Heartsick (Gretchen Lowell, #1)

“And?” Susan asked.

Archie held the cold bottle next to his face and squeezed his eyes shut. “It’s complicated.”

Susan glanced at her purse. The spine of the paperback was still visible where she had tucked it in the main compartment, along with some loose tampons, her Paul Frank wallet, a plastic case of birth-control pills, and about thirty pens. “So, have you read The Last Victim?”

“God no,” Archie said, groaning.

Susan blushed. “It’s not bad. You know, for a true-crime thriller. Not much in the way of actual journalism. I called the writer. She said that you refused to talk to her. Your ex-wife refused to talk to her. Your doctor refused to talk to her. The department refused to talk to her. She based the thing mostly on news accounts, public record, and her own torrid imagination. There’s this scene at the end where you talk Gretchen Lowell into turning herself in. You convince her that she can be a better person, and she is overcome by your grace and goodness.”

Archie laughed out loud.

“Didn’t happen like that?”

“No.”

“What do you remember?” Susan asked.

Archie flinched.

“You okay?”

“Headache,” he explained. He reached into his pocket and produced a brass pillbox, withdrew three white oval pills, and swallowed them with a pull of beer.

“What are those?” Susan asked.

“Headache pills.”

Susan threw him a dubious look. “Do you really not remember those ten days?”

Archie blinked slowly and let his eyes settle on Susan. He looked at her for long time. Then his eyes slid slowly to a digital clock that sat on a bookcase. The time was wrong, but Archie didn’t appear to care. “I remember those ten days better than I do the days my children were born.”

The heat turned off and the room fell quiet. “Tell me what you remember,” Susan said. Her voice cracked like a teenage boy’s. She could feel Archie appraising her. And she put on her best smile, the one she had learned to use so long ago, the one that made all the men understand that no matter what their troubles, she could make them feel better. Archie wasn’t buying.

“Not yet,” Archie said finally. “You have three more stories, right? You don’t want to spoil the suspense.”

Susan wasn’t ready to let it go. “What about the ‘second man’ theory? Some of the reports said that you said there was a second man there. Someone who was never caught. Do you remember that?”

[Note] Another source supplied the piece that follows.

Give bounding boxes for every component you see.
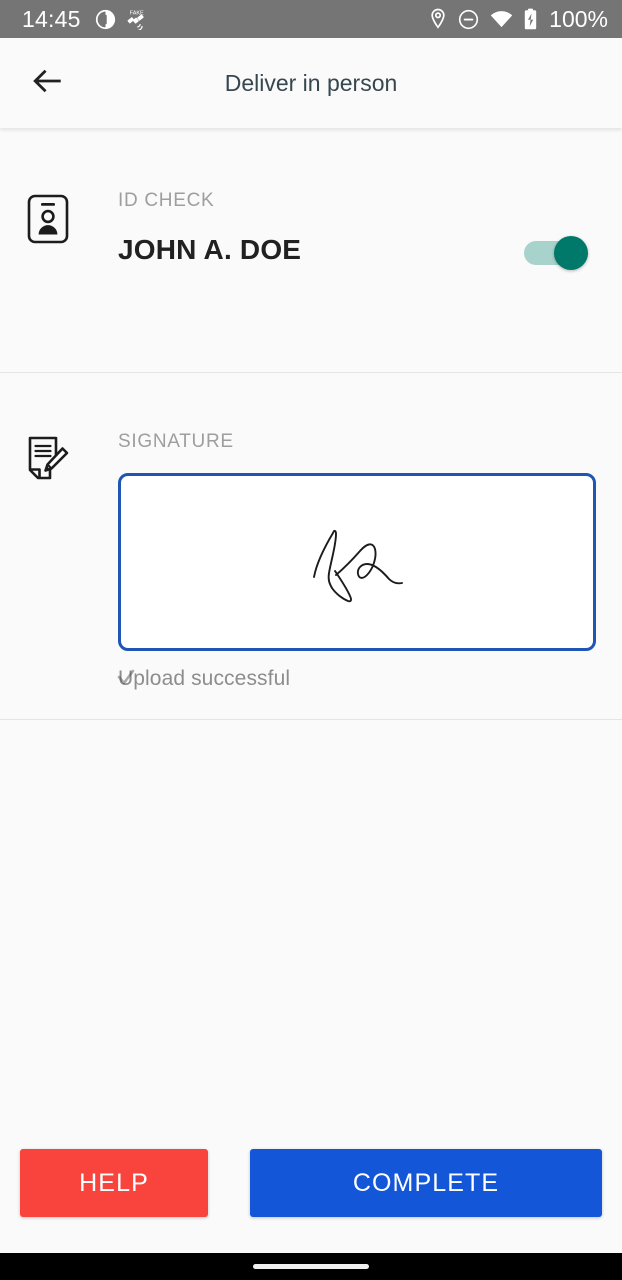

Archie closed his eyes. “Gretchen has always denied it. I never saw him. It was more of an impression that I had. But I was also not in the most stable mental condition.” He reached up and rubbed the back of his neck and looked at Susan. “I’m tired. Let’s continue this some other time.”

Susan dropped her head in her hands in mock frustration.

“We’ll get to it,” Archie said. “I promise.”





She snapped off the digital recorder. “Can I use your bathroom?”

“It’s off the hall.”

She stood up and walked down the hall to the bathroom. It was as unremarkable as the rest of the apartment. A fiberglass tub and shower combo with a sliding frosted-glass door. A cheap sink with plastic faucet knobs set in a pressboard cabinet. Two gray towels of an unimpressive thread count hanging limply on oak towel racks. Two more sat freshly laundered and folded on the back of the toilet. The bathroom was clean, but not too clean, not fastidious. She stood at the sink, staring at her reflection. Fuck. Fuck. Fuck. She was close to the biggest story of her career. So why did she feel so crappy? And what was she thinking with the pigtails? She pulled them out, combed her hair with her fingers, and tied her hair back at her neck. The light in the bathroom made her flesh look like raw chicken. She wondered how Archie Sheridan faced himself in that mirror each morning, sallow, every wrinkle shadowed. No wonder he was a head case. She dug into her pocket, retrieved some lip gloss, and slathered it on liberally. Did he want to be forced back on medical leave? Is that was this was all about?

She flushed the toilet and used the cover of the noise to open the door of the medicine cabinet. Shaving cream. Razors. Toothpaste and toothbrush. Deodorant. And two shelves of amber plastic pill bottles. She spun them around by their white lids to read the prescription information. Vicodin. Colace. Percocet. Zantac. Ambien. Xanax. Prozac. Large bottles. Small bottles. Nothing that would interfere with his ability to do his job, Fergus had said. Right. There were enough pills in that cabinet to medicate an elephant. All made out to Archie Sheridan. Fuck. If he needed all this stuff to function, he was worse off than she thought. And a better actor.

She memorized the names, carefully turned the bottles back to their original orientation, closed the cabinet, and walked back into the living room.